In an opinion column for the national newspaper research fellow Tony Lodge blamed the carbon tax for the recent closure announcements for the Longannet and Ferrybridge coal-fired power plants, describing them as a “body blow” to the UK electricity system.
“British security of energy supply will be hugely diminished; importantly there are no shiny new equivalent-sized power stations being built to replace Ferrybridge, Longannet plant or any further closures the loss of those may prompt,” he said.
“The Coalition hoped that new gas-fired power stations would be built, but this hasn’t happened and the much-heralded new nuclear power station at Hinkley Point in Somerset is at best a decade away. Wind and solar will not plug the hole,” he warned.

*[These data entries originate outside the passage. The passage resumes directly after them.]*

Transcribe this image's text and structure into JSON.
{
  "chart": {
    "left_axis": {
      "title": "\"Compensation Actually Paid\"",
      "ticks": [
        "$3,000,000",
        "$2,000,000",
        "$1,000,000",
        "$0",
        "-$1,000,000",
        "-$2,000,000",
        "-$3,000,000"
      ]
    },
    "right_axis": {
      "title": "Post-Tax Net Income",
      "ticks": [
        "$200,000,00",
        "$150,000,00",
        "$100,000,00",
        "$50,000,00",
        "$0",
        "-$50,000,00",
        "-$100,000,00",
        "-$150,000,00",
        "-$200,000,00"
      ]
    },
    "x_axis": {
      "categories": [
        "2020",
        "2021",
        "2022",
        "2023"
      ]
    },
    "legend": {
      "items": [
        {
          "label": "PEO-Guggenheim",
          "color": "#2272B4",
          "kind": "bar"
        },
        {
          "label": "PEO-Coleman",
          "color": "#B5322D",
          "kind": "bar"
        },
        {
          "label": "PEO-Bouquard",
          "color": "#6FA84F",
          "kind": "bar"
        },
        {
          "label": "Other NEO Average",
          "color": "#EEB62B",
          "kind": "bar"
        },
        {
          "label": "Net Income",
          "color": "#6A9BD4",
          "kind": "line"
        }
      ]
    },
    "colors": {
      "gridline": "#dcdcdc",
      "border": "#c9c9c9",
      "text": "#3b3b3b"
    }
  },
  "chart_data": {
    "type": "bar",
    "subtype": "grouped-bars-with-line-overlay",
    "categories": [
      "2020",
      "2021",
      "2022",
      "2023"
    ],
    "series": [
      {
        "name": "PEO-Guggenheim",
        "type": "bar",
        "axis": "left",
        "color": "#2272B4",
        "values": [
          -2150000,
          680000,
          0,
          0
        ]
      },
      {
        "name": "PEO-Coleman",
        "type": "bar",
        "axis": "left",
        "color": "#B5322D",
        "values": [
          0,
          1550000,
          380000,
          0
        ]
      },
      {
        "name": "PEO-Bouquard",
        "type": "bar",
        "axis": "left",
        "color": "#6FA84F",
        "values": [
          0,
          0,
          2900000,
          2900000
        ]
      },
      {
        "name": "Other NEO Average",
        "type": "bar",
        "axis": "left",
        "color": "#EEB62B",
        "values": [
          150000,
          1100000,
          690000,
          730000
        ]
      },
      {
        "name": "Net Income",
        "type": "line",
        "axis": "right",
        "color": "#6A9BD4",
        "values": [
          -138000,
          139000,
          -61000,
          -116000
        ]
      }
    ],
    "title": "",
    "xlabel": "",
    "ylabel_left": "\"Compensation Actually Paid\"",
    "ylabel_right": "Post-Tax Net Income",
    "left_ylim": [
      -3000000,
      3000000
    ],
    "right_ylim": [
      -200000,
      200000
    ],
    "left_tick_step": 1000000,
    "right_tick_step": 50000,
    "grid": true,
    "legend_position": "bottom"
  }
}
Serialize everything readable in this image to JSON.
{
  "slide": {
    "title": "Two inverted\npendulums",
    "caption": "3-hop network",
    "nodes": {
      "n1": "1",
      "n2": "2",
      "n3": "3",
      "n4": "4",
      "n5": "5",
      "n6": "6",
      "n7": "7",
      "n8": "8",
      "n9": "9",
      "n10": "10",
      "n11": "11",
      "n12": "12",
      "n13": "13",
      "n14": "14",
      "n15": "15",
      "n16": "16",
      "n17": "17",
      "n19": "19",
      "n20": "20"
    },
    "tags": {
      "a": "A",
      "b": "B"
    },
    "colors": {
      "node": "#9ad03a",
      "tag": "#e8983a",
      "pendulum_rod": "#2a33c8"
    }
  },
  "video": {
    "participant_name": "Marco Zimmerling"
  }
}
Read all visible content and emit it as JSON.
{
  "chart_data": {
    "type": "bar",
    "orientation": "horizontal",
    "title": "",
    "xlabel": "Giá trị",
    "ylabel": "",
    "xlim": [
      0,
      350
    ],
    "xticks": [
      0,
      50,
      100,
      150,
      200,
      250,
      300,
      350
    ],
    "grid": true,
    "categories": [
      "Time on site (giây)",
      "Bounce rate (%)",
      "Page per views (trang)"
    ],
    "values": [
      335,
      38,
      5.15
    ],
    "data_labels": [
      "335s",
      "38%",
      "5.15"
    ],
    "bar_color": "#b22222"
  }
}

As old plants close the development of CCS could be hindered because “they will need the skills and infrastructure transfer from old plants to new”, Lodge added.
The controversial carbon tax was introduced in 2010 by the Conservative-led Treasury in the face of subdued carbon price signals from the flagging EU emissions trading system.
Currently the tax stands at £18.08 per tonne of CO2 emitted in addition to the ETS meaning that UK coal generators pay a total of £23.38 per tonne emitted while the EU is just £5.30.
While coal-fired generators and major energy users are understood to oppose the tax, green campaigners have also criticized the tax saying it doesn’t reduce emissions and amounts to little more than a ‘cash grab’.
“Next month’s Budget represents an excellent opportunity to abandon the tax, boost energy security and put Britain on a level playing field with the rest of Europe,” Lodge said.